Nimue took the ball and smirked. “Do I look like a juggler to you?”

The boy considered her. “Ah yes, I know what’s missing.”

By this time the juggler had tracked down the singer, but he didn’t get his ball. The singer stole his player’s cap and set it atop Nimue’s head. “Perfect!” he declared.

Pym snorted, the player protested, and Nimue allowed his teasing enough to brag, “I only juggle fire.”

The singer wagged a finger at her. “I suspected as much.”

Judging by his rough manners and hand-me-down tunic, Nimue pegged the boy as a sword for hire. Sky Folk were taught to avoid his type on the forest roads near Dewdenn.

The juggler was losing his sense of humor and stole his ball back from Nimue as the singer plopped the minstrel hat upon his own head. “No more charade. In truth, I am the great juggling master Giuseppe Fuzzini Fuzzini—two Fuzzinis—et cetera! And I am looking for a juggling apprentice to follow in my footsteps.” The singer grabbed two turnips from the barrel of a farmer’s stall and began his own juggling routine, playing keep-away from the juggler, who now competed with the children in jumping for his hat. Nimue couldn’t help but snort with laughter. The young mercenary attempted to kick his heels and juggle at the same time, which taxed his already limited talents to the breaking point. Mercenary and turnips spilled over in a heap.

“Fancy an ale?” the singer asked, leading Pym and Nimue away from the angry farmer and toward a raucous tavern named the Raven Wing.

“Sorry, we should be getting home,” Pym said.

“We have developed a thirst,” Nimue said, striding past the singer.

“Splendid.” He smiled and followed her to the tavern.

 

“I’m Arthur,” the singer said as he set down two mugs of ale for Pym and Nimue and pulled up a chair to a small table in the crowded Raven Wing.
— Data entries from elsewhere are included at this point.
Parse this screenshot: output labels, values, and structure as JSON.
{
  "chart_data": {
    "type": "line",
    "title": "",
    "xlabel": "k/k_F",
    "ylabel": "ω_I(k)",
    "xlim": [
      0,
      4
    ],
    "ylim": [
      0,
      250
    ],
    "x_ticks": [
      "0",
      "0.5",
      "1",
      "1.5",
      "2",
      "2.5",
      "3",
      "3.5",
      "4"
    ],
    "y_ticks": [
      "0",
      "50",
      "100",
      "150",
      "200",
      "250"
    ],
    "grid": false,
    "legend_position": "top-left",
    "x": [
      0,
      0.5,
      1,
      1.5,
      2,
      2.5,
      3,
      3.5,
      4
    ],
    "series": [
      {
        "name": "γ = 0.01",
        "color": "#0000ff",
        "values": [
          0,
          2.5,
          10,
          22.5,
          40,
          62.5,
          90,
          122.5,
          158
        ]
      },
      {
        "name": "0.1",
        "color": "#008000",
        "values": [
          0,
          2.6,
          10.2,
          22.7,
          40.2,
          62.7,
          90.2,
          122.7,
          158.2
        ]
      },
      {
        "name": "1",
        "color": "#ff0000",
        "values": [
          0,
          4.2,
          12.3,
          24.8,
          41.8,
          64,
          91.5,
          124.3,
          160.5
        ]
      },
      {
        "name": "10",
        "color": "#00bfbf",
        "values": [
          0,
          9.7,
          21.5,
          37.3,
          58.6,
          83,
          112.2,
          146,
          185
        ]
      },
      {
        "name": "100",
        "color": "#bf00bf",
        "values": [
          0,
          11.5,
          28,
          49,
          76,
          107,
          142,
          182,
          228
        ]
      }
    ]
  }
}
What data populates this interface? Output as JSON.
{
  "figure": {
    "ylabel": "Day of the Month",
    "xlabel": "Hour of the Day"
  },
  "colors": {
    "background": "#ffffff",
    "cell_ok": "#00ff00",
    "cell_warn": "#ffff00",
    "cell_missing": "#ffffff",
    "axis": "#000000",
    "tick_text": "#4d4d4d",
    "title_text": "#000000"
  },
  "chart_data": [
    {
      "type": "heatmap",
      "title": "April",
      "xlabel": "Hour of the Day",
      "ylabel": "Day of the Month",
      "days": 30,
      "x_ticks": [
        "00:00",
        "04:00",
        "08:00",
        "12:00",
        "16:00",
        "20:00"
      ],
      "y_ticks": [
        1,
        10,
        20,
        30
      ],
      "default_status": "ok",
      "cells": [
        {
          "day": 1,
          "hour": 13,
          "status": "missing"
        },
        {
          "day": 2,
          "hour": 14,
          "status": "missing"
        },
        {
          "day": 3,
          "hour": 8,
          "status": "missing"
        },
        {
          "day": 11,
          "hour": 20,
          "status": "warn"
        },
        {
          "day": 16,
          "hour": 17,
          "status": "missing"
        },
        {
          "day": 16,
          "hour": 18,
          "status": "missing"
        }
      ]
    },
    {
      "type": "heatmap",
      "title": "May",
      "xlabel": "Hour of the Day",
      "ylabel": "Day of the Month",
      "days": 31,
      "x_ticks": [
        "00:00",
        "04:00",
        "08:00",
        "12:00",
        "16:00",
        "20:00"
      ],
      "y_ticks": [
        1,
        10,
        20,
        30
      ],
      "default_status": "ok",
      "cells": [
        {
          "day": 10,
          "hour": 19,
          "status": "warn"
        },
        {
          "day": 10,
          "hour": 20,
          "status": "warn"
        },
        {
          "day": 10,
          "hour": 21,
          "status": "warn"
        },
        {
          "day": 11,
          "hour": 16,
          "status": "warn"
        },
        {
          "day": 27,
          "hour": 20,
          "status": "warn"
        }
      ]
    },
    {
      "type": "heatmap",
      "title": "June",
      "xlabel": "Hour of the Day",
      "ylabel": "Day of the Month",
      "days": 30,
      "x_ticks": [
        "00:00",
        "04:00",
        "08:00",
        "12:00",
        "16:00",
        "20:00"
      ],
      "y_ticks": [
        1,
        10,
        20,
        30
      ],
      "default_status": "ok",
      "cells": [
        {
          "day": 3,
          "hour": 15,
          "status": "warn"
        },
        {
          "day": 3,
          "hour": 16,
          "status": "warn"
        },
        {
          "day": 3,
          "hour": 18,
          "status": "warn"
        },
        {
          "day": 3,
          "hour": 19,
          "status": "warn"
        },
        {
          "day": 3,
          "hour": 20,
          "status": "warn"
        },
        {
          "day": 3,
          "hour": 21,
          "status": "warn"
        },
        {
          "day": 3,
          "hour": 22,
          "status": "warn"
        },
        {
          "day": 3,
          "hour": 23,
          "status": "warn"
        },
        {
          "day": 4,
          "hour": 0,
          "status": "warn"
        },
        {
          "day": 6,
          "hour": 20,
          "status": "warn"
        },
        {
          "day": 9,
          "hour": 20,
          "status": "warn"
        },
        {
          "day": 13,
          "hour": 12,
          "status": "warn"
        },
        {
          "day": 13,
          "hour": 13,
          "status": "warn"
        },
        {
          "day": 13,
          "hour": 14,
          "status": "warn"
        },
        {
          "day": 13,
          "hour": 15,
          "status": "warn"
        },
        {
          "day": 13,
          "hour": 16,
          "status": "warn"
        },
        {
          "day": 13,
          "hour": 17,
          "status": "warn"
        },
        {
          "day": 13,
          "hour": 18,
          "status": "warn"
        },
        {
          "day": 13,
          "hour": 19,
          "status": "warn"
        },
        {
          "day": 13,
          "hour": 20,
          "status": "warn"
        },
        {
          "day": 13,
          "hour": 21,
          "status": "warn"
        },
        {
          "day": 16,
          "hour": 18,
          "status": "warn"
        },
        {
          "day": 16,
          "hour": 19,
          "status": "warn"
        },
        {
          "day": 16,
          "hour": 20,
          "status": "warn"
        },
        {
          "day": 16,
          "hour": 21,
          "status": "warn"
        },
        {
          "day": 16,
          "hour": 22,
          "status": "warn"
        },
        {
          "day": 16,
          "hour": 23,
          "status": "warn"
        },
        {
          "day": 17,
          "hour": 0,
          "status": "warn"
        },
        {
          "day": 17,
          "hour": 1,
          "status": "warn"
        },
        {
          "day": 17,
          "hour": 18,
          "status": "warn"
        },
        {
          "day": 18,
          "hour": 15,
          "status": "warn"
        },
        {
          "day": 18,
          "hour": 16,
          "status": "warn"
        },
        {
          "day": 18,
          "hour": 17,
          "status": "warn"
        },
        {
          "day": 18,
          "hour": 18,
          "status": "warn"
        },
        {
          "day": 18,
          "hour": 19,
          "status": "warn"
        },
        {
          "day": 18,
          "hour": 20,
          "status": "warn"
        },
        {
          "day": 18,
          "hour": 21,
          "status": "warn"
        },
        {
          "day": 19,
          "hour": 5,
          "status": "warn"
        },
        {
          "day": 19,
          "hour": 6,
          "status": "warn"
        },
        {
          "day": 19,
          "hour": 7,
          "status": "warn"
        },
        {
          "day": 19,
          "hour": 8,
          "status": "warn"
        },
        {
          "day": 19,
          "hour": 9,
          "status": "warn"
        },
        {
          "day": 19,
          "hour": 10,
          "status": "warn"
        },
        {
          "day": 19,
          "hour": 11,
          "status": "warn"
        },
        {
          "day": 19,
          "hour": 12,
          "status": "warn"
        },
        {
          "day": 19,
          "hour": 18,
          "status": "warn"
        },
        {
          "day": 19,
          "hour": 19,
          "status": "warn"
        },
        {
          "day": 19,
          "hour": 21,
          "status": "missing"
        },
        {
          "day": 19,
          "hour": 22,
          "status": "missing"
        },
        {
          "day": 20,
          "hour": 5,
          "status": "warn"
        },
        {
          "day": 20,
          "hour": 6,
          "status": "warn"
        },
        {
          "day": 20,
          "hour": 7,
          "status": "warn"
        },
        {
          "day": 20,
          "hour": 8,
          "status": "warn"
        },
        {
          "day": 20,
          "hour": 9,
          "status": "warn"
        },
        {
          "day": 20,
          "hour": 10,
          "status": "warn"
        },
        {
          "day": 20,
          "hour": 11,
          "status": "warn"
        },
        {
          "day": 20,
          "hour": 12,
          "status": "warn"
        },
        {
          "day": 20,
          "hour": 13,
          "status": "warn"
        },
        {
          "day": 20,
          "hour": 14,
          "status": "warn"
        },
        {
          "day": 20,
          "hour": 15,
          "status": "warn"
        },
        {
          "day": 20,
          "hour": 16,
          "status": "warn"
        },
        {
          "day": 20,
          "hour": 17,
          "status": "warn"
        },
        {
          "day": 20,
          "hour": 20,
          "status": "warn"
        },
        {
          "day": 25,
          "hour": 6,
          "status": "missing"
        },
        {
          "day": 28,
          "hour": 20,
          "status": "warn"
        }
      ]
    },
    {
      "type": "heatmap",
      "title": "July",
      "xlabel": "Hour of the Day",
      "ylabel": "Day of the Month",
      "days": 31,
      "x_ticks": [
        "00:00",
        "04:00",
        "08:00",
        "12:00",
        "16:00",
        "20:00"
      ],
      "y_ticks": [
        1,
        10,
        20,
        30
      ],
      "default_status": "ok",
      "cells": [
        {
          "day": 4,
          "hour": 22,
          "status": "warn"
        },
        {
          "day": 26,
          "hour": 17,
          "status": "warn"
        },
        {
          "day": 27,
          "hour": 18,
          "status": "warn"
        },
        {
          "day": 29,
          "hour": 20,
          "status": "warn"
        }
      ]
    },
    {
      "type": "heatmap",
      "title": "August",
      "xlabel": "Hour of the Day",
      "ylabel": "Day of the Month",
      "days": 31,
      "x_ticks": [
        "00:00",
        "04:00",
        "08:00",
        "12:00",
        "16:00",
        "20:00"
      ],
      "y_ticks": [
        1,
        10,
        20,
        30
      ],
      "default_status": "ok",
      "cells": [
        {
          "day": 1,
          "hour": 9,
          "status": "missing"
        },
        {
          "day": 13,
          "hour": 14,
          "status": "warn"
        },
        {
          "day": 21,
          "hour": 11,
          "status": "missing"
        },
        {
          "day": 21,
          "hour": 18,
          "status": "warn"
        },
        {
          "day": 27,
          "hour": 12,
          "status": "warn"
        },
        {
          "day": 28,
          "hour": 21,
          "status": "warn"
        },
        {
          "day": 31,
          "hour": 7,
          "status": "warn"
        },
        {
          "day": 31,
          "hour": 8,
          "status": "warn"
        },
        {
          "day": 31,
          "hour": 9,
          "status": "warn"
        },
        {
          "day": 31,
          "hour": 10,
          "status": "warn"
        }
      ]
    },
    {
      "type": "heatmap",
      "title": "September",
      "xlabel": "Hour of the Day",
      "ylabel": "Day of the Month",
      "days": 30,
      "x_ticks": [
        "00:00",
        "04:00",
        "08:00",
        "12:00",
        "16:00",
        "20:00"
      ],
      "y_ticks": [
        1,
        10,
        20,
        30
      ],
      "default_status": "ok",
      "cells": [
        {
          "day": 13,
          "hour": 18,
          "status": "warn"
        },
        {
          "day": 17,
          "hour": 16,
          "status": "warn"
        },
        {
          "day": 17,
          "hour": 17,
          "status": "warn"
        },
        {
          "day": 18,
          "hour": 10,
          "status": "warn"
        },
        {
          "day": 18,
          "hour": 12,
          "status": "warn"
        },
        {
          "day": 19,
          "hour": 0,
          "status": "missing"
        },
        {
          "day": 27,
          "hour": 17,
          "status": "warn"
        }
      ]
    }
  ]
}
Pym’s eyes darted all around. The city crowd gave them suspicious looks.

“Nimue. This is Pym.” Nimue nudged Pym, who smiled fleetingly.

“That’s a lovely name, ‘Nimue,’ ” Arthur said, raising his mug to her. “I must say I like the cloaks, very mysterious. Are you sisters of the convent or something?”

“We’re hired assassins,” Nimue said.

“I suspected as much.” Arthur played along, though Nimue could tell he was still trying to pin them down.

“You live in Hawksbridge?” he asked.

“Near enough,” Nimue said, in no rush to answer Arthur’s questions. It’s one ale with a local boy, what harm can it do? She took a sip. Her lips tingled as she swallowed her first gulp. The ale was sour and warm, but she noticed its taste improved the more she drank. “And you?”

“Just passing through, really.”

“Are you a sword for hire?”

“Not at all. We’re knights,” Arthur said. He jerked his head at an unruly table nearby, where several rough fellows played bone dice. A local stood up from the table and snarled, “Bunch of cheats!” The large mercenary with the dice wore a chain-mail shirt and sported a bald pate with several battle dents to match his crooked nose. He stood up with enough menace to hurry the local away, and then his dull eyes kept glancing at Pym and Nimue.

“Bors over there commanded Lord Adelard’s host before the old fellow’s heart gave out,” Arthur said.